Avis à toutes (tous)! Conférence sur le droit en matière d’agressions sexuelles

Les 6 et 7 mars prochains se tiendra à l’Université d’Ottawa une conférence pancanadienne sur le droit en matière d’agressions sexuelles, la pratique du droit et de la justice s’y rapportant et le militantisme féministe sur ces questions, intitulée « Sexual Assault Law, Practice and Activism in a post-Jane Doe Era ».

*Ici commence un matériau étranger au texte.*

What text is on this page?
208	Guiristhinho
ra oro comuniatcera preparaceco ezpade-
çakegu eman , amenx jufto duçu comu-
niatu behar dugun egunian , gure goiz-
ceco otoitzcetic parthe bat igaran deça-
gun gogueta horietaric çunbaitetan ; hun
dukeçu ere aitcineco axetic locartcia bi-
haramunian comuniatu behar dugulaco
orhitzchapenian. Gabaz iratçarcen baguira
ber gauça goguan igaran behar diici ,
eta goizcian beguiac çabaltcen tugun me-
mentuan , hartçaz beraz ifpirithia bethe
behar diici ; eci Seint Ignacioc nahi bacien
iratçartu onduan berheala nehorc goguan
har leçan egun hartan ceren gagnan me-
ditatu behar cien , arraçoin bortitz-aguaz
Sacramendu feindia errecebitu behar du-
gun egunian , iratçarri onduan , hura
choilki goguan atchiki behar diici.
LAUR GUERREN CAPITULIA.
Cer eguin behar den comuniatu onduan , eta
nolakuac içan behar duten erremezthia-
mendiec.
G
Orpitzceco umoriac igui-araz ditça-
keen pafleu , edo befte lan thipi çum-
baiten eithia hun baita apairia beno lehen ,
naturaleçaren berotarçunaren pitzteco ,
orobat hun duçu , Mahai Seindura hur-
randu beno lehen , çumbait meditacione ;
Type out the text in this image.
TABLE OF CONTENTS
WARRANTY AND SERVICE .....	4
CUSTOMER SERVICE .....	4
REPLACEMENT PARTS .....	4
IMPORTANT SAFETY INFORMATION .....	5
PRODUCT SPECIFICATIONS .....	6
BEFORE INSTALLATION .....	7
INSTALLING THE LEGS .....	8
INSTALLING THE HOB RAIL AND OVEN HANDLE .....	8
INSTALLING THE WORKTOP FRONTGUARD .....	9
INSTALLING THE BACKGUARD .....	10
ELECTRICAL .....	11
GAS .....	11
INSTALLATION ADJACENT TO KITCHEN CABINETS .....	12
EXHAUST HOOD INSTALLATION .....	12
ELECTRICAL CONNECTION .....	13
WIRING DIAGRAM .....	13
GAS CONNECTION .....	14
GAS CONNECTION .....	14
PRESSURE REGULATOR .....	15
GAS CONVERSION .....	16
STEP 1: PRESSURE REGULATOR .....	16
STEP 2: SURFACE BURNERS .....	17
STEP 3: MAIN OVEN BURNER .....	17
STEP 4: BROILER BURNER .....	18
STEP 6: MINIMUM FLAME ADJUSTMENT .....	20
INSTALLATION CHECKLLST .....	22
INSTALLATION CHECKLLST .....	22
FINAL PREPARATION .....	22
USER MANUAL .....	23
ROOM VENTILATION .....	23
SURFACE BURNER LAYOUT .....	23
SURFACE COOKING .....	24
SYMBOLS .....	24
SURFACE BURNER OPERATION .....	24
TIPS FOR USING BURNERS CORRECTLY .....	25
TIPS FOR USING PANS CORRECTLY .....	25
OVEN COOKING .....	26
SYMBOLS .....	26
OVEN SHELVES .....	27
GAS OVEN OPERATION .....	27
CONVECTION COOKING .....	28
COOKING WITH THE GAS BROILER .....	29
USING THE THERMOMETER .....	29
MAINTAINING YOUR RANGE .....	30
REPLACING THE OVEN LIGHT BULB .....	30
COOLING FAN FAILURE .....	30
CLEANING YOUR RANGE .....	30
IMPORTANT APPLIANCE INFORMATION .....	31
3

Ce titre fait référence au 20e anniversaire de la victoire en Cour supérieure de l’Ontario d’une victime de viol connue sous le pseudonyme de Jane Doe contre le service de police de la ville de Toronto. « Jane Doe » avait été violée, chez elle, par un violeur en série qui avait frappé plusieurs fois déjà dans le secteur où elle habitait. La police surveillait le contrevenant et l’avait observé rôdant autour de l’appartement de Jane Doe. Ce n’est qu’après avoir été sauvagement attaquée, et qui plus est, lors du procès au criminel de son agresseur, que Jane Doe a réalisé que la police avait laissé ce viol se produire et qu’elle aurait pu le prévenir. Jane Doe a par la suite poursuivi le service de police en responsabilité devant les tribunaux civils. Après plusieurs revers, la Cour supérieure lui a finalement donné gain de cause.

La Conférence Jane Doe 2009 accueillera, d’après le programme affiché sur son site web, des « célébrités » du droit criminel canadien et d’ailleurs telles que (rajustant ses lunettes de nerd) « Jane Doe » elle-même, et l’Honorable Claire L’Heureux-Dubé, anciennement excellente juge de la Cour suprême en matière criminelle, qui insufflait une dose justifiée de féminisme (souvent par voie de coups de pied au cul) dans les jugements de la Cour.

Parmi les sujets abordés à la conférence, on abordera, outre des questions juridiques comme telles (e.g. quels critères doit-on utiliser en matière d’agression sexuelle pour décider entre des témoignages contradictoires?), mais également des questions qui ont trait à la justice du traitement judiciaire des affaires d’agression sexuelle (comme, notamment, les « mythes du viol » et les droits des victimes).

En tant que personne qui travaille dans le domaine juridique, je trouve ce genre de réflexions particulièrement nécessaires et pertinentes étant donné que, let’s face it, la sphère juridique a été créée par des hommes, agit sur des lois écrites par des hommes, pour des hommes, dans une perspective masculine, et qui ont été votées par des hommes, et on y retrouve encore une majorité de mâle, surtout dans les positions clef telles que l’enseignement du droit et la magistrature.

J’aime beaucoup ma job, je ne l’échangerais pour rien au monde, mais je souhaite ardemment que ce milieu s’ouvre davantage à la réalité des femmes et devienne véritablement égalitaire. C’est beau dire que tout le monde est égal devant la loi, mais que faire quand la loi elle-même est injuste, ou qu’elle est administrée par des individus qui n’ont pas été sensibilisés à cette autre réalité (par exemple, les avocats et juges qui adhérent aux « mythes du viol »)?

Bref: Non seulement cette conférence a l’air super intéressante (et pas juste pour les juristes!), mais on peut encore s’y inscrire jusqu’au 20 février! Woohoo!